Opened 15 years ago
Closed 13 years ago
#296 closed defect (fixed)
reduce memory usage
Reported by: | Peter Johansson | Owned by: | Peter Johansson |
---|---|---|---|
Priority: | major | Milestone: | svndigest 0.9 |
Component: | core | Version: | 0.6.4 |
Keywords: | Cc: |
Description (last modified by )
related to #358
I get the following error message
Parsing /home/peter/projects/osd/subversion/subversion/svn/export-cmd.c terminate called after throwing an instance of 'std::bad_alloc' what(): St9bad_alloc Aborted
svn info
returns
URL: http://svn.collab.net/repos/svn/trunk Repository Root: http://svn.collab.net/repos/svn Repository UUID: 65390229-12b7-0310-b90b-f21a5aa7ec8e Revision: 28724 Node Kind: directory Schedule: normal Last Changed Author: glasser Last Changed Rev: 28721 Last Changed Date: 2008-01-02 14:02:31 -0500 (Wed, 02 Jan 2008)
Change History (8)
comment:1 Changed 15 years ago by
comment:2 Changed 15 years ago by
I start to think this is an out of memory problem (in a more global sense).
StatsCollection
holds three different StatsType each holding statistics for each author (plus all) for each LineType. There are 6 different LineType internally namely the fundamental code, comment, empty, copyright plus the comment_or_copy and total. Each of these combinations holds a vector of length rev. So in total we gold 3 (StatsType) X 6 (LineType) X # authors X # revisions. In case of subversion there are 143 authors and they have ~34k revisions, which makes a total number of 3x6x143x34k= 87 million elements. Say that an unsigned int is 4 bytes, it makes the total memory consumption 350Mb. And this is only for one file. I count to more than 1500 files in the project, which would make the total memory consumption 525Gb.
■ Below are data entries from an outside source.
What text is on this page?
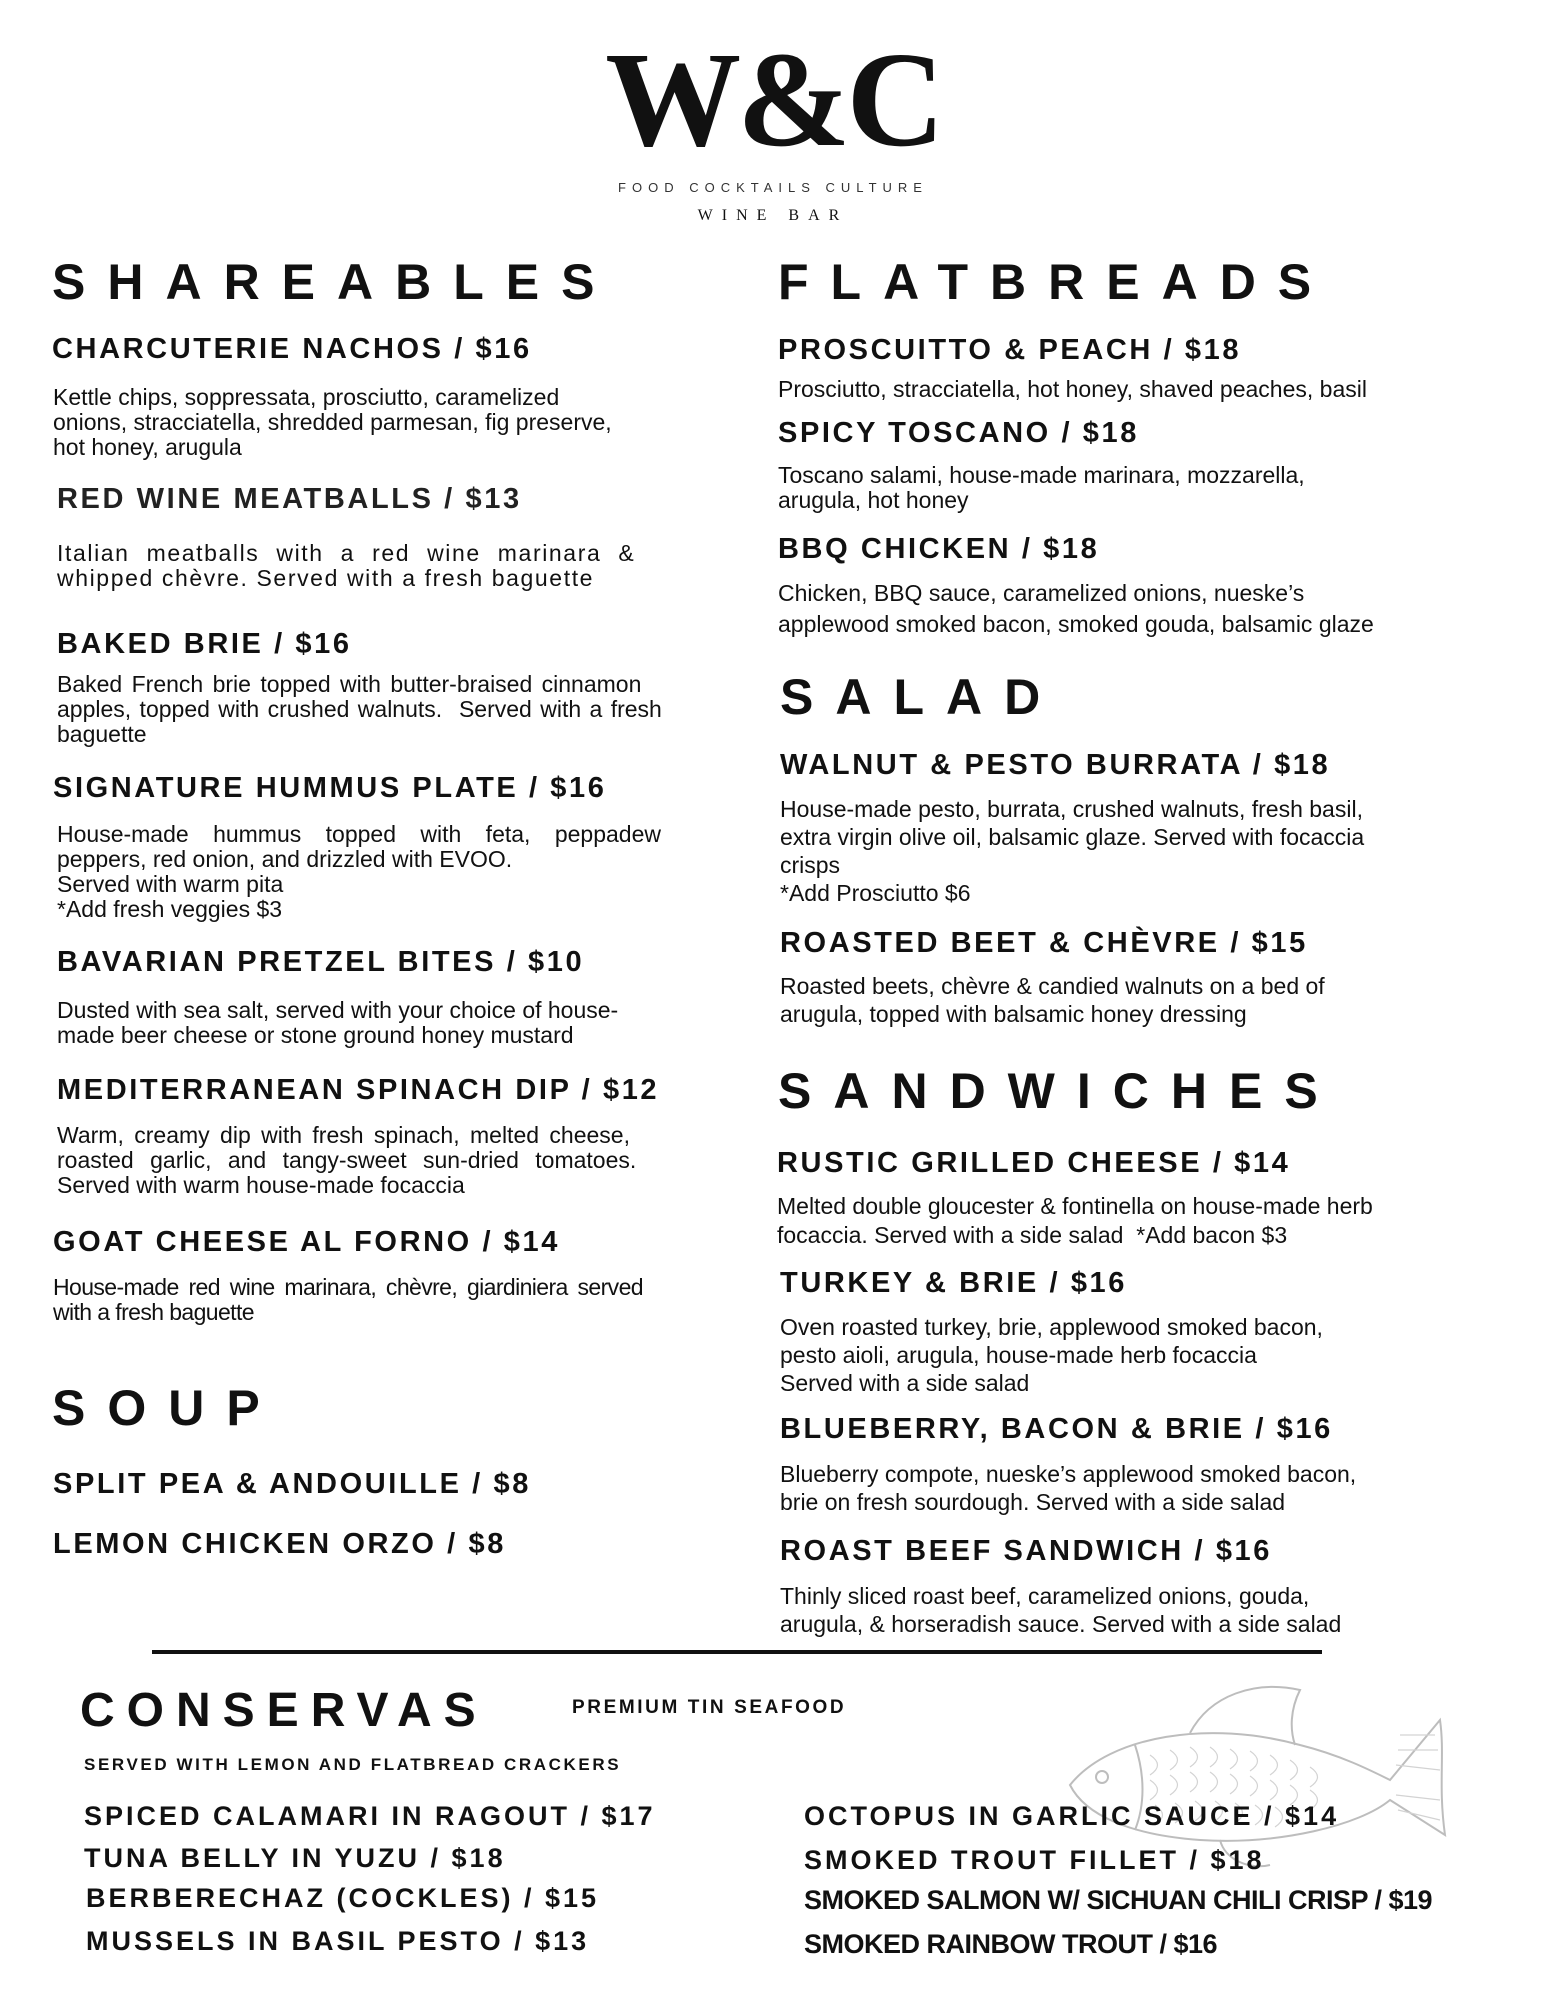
W&C
FOOD COCKTAILS CULTURE
WINE BAR
SHAREABLES
CHARCUTERIE NACHOS / $16
Kettle chips, soppressata, prosciutto, caramelized
onions, stracciatella, shredded parmesan, fig preserve,
hot honey, arugula
RED WINE MEATBALLS / $13
Italian meatballs with a red wine marinara &
whipped chèvre. Served with a fresh baguette
BAKED BRIE / $16
Baked French brie topped with butter-braised cinnamon
apples, topped with crushed walnuts.  Served with a fresh
baguette
SIGNATURE HUMMUS PLATE / $16
House-made hummus topped with feta, peppadew
peppers, red onion, and drizzled with EVOO.
Served with warm pita
*Add fresh veggies $3
BAVARIAN PRETZEL BITES / $10
Dusted with sea salt, served with your choice of house-
made beer cheese or stone ground honey mustard
MEDITERRANEAN SPINACH DIP / $12
Warm, creamy dip with fresh spinach, melted cheese,
roasted garlic, and tangy-sweet sun-dried tomatoes.
Served with warm house-made focaccia
GOAT CHEESE AL FORNO / $14
House-made red wine marinara, chèvre, giardiniera served
with a fresh baguette
SOUP
SPLIT PEA & ANDOUILLE / $8
LEMON CHICKEN ORZO / $8
FLATBREADS
PROSCUITTO & PEACH / $18
Prosciutto, stracciatella, hot honey, shaved peaches, basil
SPICY TOSCANO / $18
Toscano salami, house-made marinara, mozzarella,
arugula, hot honey
BBQ CHICKEN / $18
Chicken, BBQ sauce, caramelized onions, nueske’s
applewood smoked bacon, smoked gouda, balsamic glaze
SALAD
WALNUT & PESTO BURRATA / $18
House-made pesto, burrata, crushed walnuts, fresh basil,
extra virgin olive oil, balsamic glaze. Served with focaccia
crisps
*Add Prosciutto $6
ROASTED BEET & CHÈVRE / $15
Roasted beets, chèvre & candied walnuts on a bed of
arugula, topped with balsamic honey dressing
SANDWICHES
RUSTIC GRILLED CHEESE / $14
Melted double gloucester & fontinella on house-made herb
focaccia. Served with a side salad  *Add bacon $3
TURKEY & BRIE / $16
Oven roasted turkey, brie, applewood smoked bacon,
pesto aioli, arugula, house-made herb focaccia
Served with a side salad
BLUEBERRY, BACON & BRIE / $16
Blueberry compote, nueske’s applewood smoked bacon,
brie on fresh sourdough. Served with a side salad
ROAST BEEF SANDWICH / $16
Thinly sliced roast beef, caramelized onions, gouda,
arugula, & horseradish sauce. Served with a side salad
CONSERVAS	PREMIUM TIN SEAFOOD
SERVED WITH LEMON AND FLATBREAD CRACKERS
SPICED CALAMARI IN RAGOUT / $17
TUNA BELLY IN YUZU / $18
BERBERECHAZ (COCKLES) / $15
MUSSELS IN BASIL PESTO / $13
OCTOPUS IN GARLIC SAUCE / $14
SMOKED TROUT FILLET / $18
SMOKED SALMON W/ SICHUAN CHILI CRISP / $19
SMOKED RAINBOW TROUT / $16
This is an overestimation, though, because when an author has never touched a file there are no stats for him.
Nevertheless, the consclusion is that svndigest doesn't scale. I have a couple of suggestions:
- Process files sequentially. Currently all files are first parsed and then output for all files are printed. Instead parse and print one file, and there is no need for storing the stats for more than one file, except that the stats are propagated up to the mother Node.
- Store data in sparse container. Currently, data are stored in vectors such that vec[rev] gives the stats for revision rev. For most revisions the stats is the same as what it was for previous revision, because the file was not modified in that revision. Therefore one could perhaps save some memory by holding the stats in a
map<rev, count>
instead. But there is typically more overhead in a map than in a vector, so how much is the gain? Also, for high level Nodes such as the Root Directory, the stats are typically not sparse and there is no gain.
comment:4 Changed 13 years ago by
Milestone: | svndigest 0.x+ → svndigest 0.9 |
---|---|
Summary: | svndigest crashes on subversion → reduce memory usage |
comment:5 Changed 13 years ago by
Description: | modified (diff) |
---|
comment:6 Changed 13 years ago by
Description: | modified (diff) |
---|
comment:7 Changed 13 years ago by
Owner: | changed from Jari Häkkinen to Peter Johansson |
---|---|
Status: | new → assigned |
With recent changes I will test on subversion again.
comment:8 Changed 13 years ago by
Resolution: | → fixed |
---|---|
Status: | assigned → closed |
svndigest --verbose --no-report
now works on a subversion trunk wc.
Perhaps the problem is that we try to create a container (vector) larger than max size. Perhaps we should check what max size is.